Wenn es draußen kalt wird, ziehen wir Menschen uns warme Winterjacken, Handschuhe und Mützen an. Oder wir verkriechen uns mit einer heißen Tasse Kakao unter eine dicke Decke. Tiere können das nicht. Zum Glück haben viele ein dickes Fell, um sich warm zu halten. Doch manchen Tieren macht die kalte Jahreszeit auch zu schaffen. Hier einige Tipps, wie du ihnen beim Überwintern helfen kannst:

VÖGEL

Jedes Jahr im Herbst ziehen Tausende Vögel in den Süden, um dort den Winter zu verbringen. Einige bleiben aber auch hier. Zum Beispiel Spechte, Amseln und Haubenmeisen. Im Winter finden sie allerdings schwerer Futter. Denn es gibt weniger Pflanzen und damit auch weniger Krabbeltiere auf den Pflanzen, die die Vögel fressen können. Um diesen Tieren zu helfen, kannst du zum Beispiel Samen, Körner, Nüsse und frisches Obst, wie Äpfel im Garten oder auf der Fensterbank auslegen.

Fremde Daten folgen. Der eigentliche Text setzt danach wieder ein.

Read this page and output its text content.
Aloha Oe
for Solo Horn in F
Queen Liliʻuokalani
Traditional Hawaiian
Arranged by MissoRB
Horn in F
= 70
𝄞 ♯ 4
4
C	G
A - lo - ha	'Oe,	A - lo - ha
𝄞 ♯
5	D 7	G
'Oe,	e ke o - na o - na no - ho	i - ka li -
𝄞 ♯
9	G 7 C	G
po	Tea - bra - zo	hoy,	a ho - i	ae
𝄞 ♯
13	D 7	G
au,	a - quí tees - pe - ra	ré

Aber Achtung: Es ist wichtig, dass die Nüsse und Körner ungesalzen und nicht geröstet sind. Sonst schaden sie den Vögeln.

ZITRONENFALTER

Einige Tiere suchen sich in der kalten Jahreszeit auch einen Unterschlupf, um dort in den Winterschlaf zu verfallen. Auch der Zitronenfalter macht das. Die Schmetterlinge haben ein bestimmtes Mittel in ihrem Blut, das verhindert, dass ihre zarten Flügel im Winter einfrieren. „Doch den Faltern fehlt es an guten Verstecken und Winterquartieren“, sagt Marja Rottleb. Sie ist Gartenexpertin beim Naturschutzbund, auch genannt Nabu.

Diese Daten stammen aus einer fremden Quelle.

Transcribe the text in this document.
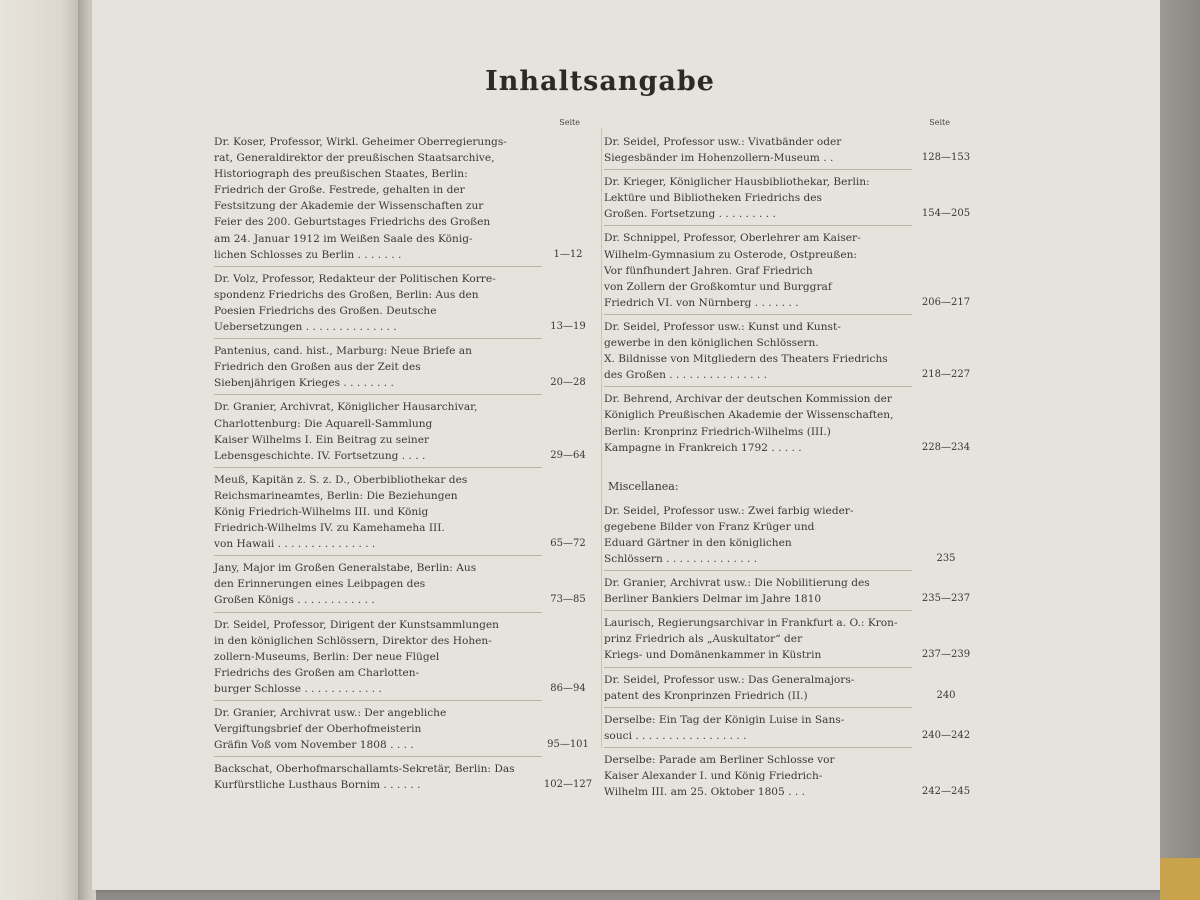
Inhaltsangabe
Seite
Dr. Koser, Professor, Wirkl. Geheimer Oberregierungs-
rat, Generaldirektor der preußischen Staatsarchive,
Historiograph des preußischen Staates, Berlin:
Friedrich der Große. Festrede, gehalten in der
Festsitzung der Akademie der Wissenschaften zur
Feier des 200. Geburtstages Friedrichs des Großen
am 24. Januar 1912 im Weißen Saale des König-
lichen Schlosses zu Berlin . . . . . . .	1—12
Dr. Volz, Professor, Redakteur der Politischen Korre-
spondenz Friedrichs des Großen, Berlin: Aus den
Poesien Friedrichs des Großen. Deutsche
Uebersetzungen . . . . . . . . . . . . . .	13—19
Pantenius, cand. hist., Marburg: Neue Briefe an
Friedrich den Großen aus der Zeit des
Siebenjährigen Krieges . . . . . . . .	20—28
Dr. Granier, Archivrat, Königlicher Hausarchivar,
Charlottenburg: Die Aquarell-Sammlung
Kaiser Wilhelms I. Ein Beitrag zu seiner
Lebensgeschichte. IV. Fortsetzung . . . .	29—64
Meuß, Kapitän z. S. z. D., Oberbibliothekar des
Reichsmarineamtes, Berlin: Die Beziehungen
König Friedrich-Wilhelms III. und König
Friedrich-Wilhelms IV. zu Kamehameha III.
von Hawaii . . . . . . . . . . . . . . .	65—72
Jany, Major im Großen Generalstabe, Berlin: Aus
den Erinnerungen eines Leibpagen des
Großen Königs . . . . . . . . . . . .	73—85
Dr. Seidel, Professor, Dirigent der Kunstsammlungen
in den königlichen Schlössern, Direktor des Hohen-
zollern-Museums, Berlin: Der neue Flügel
Friedrichs des Großen am Charlotten-
burger Schlosse . . . . . . . . . . . .	86—94
Dr. Granier, Archivrat usw.: Der angebliche
Vergiftungsbrief der Oberhofmeisterin
Gräfin Voß vom November 1808 . . . .	95—101
Backschat, Oberhofmarschallamts-Sekretär, Berlin: Das
Kurfürstliche Lusthaus Bornim . . . . . .	102—127
Seite
Dr. Seidel, Professor usw.: Vivatbänder oder
Siegesbänder im Hohenzollern-Museum . .	128—153
Dr. Krieger, Königlicher Hausbibliothekar, Berlin:
Lektüre und Bibliotheken Friedrichs des
Großen. Fortsetzung . . . . . . . . .	154—205
Dr. Schnippel, Professor, Oberlehrer am Kaiser-
Wilhelm-Gymnasium zu Osterode, Ostpreußen:
Vor fünfhundert Jahren. Graf Friedrich
von Zollern der Großkomtur und Burggraf
Friedrich VI. von Nürnberg . . . . . . .	206—217
Dr. Seidel, Professor usw.: Kunst und Kunst-
gewerbe in den königlichen Schlössern.
X. Bildnisse von Mitgliedern des Theaters Friedrichs
des Großen . . . . . . . . . . . . . . .	218—227
Dr. Behrend, Archivar der deutschen Kommission der
Königlich Preußischen Akademie der Wissenschaften,
Berlin: Kronprinz Friedrich-Wilhelms (III.)
Kampagne in Frankreich 1792 . . . . .	228—234
Miscellanea:
Dr. Seidel, Professor usw.: Zwei farbig wieder-
gegebene Bilder von Franz Krüger und
Eduard Gärtner in den königlichen
Schlössern . . . . . . . . . . . . . .	235
Dr. Granier, Archivrat usw.: Die Nobilitierung des
Berliner Bankiers Delmar im Jahre 1810	235—237
Laurisch, Regierungsarchivar in Frankfurt a. O.: Kron-
prinz Friedrich als „Auskultator“ der
Kriegs- und Domänenkammer in Küstrin	237—239
Dr. Seidel, Professor usw.: Das Generalmajors-
patent des Kronprinzen Friedrich (II.)	240
Derselbe: Ein Tag der Königin Luise in Sans-
souci . . . . . . . . . . . . . . . . .	240—242
Derselbe: Parade am Berliner Schlosse vor
Kaiser Alexander I. und König Friedrich-
Wilhelm III. am 25. Oktober 1805 . . .	242—245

Ihr Tipp: Laub, das von den Bäumen gefallen ist, zu einem Haufen zusammen zu tragen. Darin können sich die Falter dann verstecken.

FLEDERMÄUSE

Auch Fledermäuse verbringen den Winter in Verstecken, wo sie die meiste Zeit schlafen. Ab und zu werden sie wach, um auf Futtersuche zu gehen. „Leider gibt es für die Fledermäuse an den modernen Wohnhäusern, die heute gebaut werden, nicht mehr viele Möglichkeiten, sich einen Unterschlupf für den Winter zu suchen“, sagt Marja Rottleb. „Auch natürliche Verstecke, wie Höhlen oder tote Baumstümpfe werden immer weniger.“ Sie rät, umgestürzte tote Bäume für die Fledermäuse liegen zu lassen. Aber Achtung: Die Fledermäuse darf man in ihrem Winterquartier nicht stören. Denn wenn man sie aufweckt, verbrennen sie Fettreserven, die sie brauchen, um den Winter bis zum Frühjahr zu überstehen.